Anders Breivik
Anders Behring Breivik is serving 21-year sentence for killing 77 people. Reuters

The father of Norwegian mass murderer Anders Behring Breivik says he fears his son has grown more radicalised and possibly more dangerous while in prison.

Earlier this week, Breivik refused his father Jens a visit to the prison where he is serving a 21-year sentence for killing 77 people, writing in a letter that he was not welcome unless he embraced fascism.

"The letter scared me," Jens Breivik told reporters in Oslo at the launch of his book Min Skyld? En Fars Historie (which translates to 'My Fault? A Father's Story').

"I think he's just becoming more and more extreme. Maybe he's becoming more dangerous, too. I don't know," said Jen Breivik.

In the letter, reproduced in the book, the right-wing extremist urges his father to "reject his social democratic ideology" and join the Norwegian fascist movement instead.

Breivik grew up with his mother in Oslo as, when he was four, his father lost a custody battle.

The two used to meet up to four times a year but, after Breivik turned 16, their contacts ended, something Jens says he regrets.

"I could have influenced him in a positive direction. But it didn't happen," he said. "If I had had more contact with him. If I had been a better father, then maybe he would have been a different person today."
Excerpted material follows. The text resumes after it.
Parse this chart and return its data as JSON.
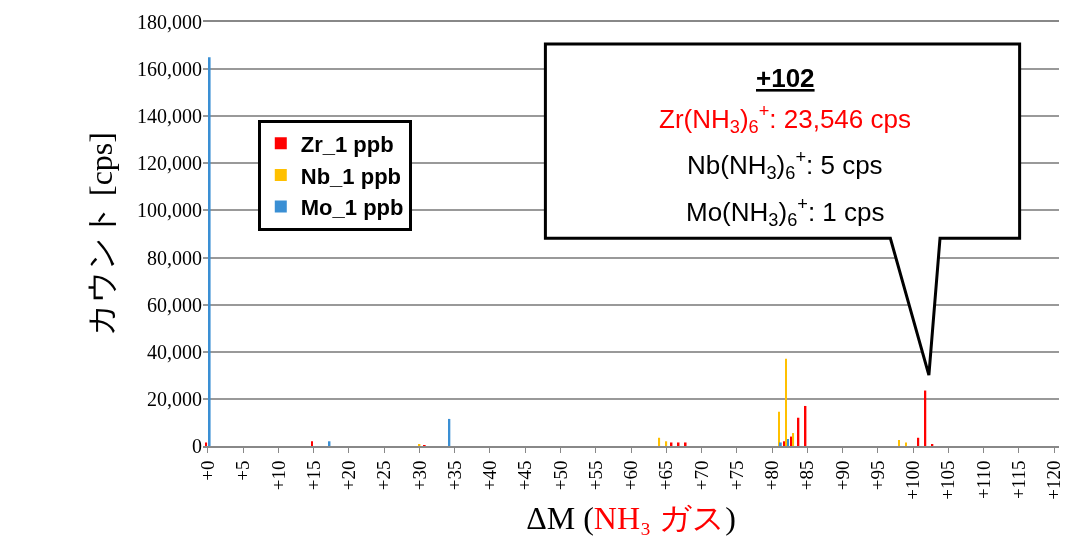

A right-wing fanatic wanting to rid Europe of Muslims, on 22 July, 2011, Breivik set off a bomb that killed eight people in Oslo, before going on a shooting rampage that left another 69 dead on the Island of Utoya, where a youth camp run by the centre-left Labour party was being held.

Breivik's attacks were so horrific that many assumed he was insane
Helicopter footage reveals gunman Anders Behring Breivik prowling the edge of Utoya island, near Oslo. Breivik's terror attacks were some of the worst mass killings in Norway's history. The attacks were so horrific that many assumed he was insane Reuters

The incident was one of the worst terrorist attacks in Europe since the Second World War.

His father, who works as a diplomat in France, says that there was nothing in Breivik's childhood that would have suggested he could one day turn into a mass murderer.

"It's completely unfathomable to me that my own son would have done such a thing. I will never understand it," he said.

"I think a lot about those who lost their lives and those who were injured," he added. "I wish I could ask for forgiveness on Anders' behalf."

Earlier this year, Breivik claimed his "heart cries" for his victims, in one of a series of letters he sent to media organisations.

In the letters Breivik says he no longer believes in armed action as a means to stir Norway towards fascism, claiming he has regained trust in democracy in the wake of the political success of Greek neo-Nazi party Golden Dawn.

"As an ex-militant, my heart cries for the barbarity that I carried out," he wrote in August 2014. "But mostly I'm sorry that barbarity is useful in the struggle for democracy."

However he says he would be ready to apologise to the families of his victims only if the "political exclusion" of fascists in Norway ends.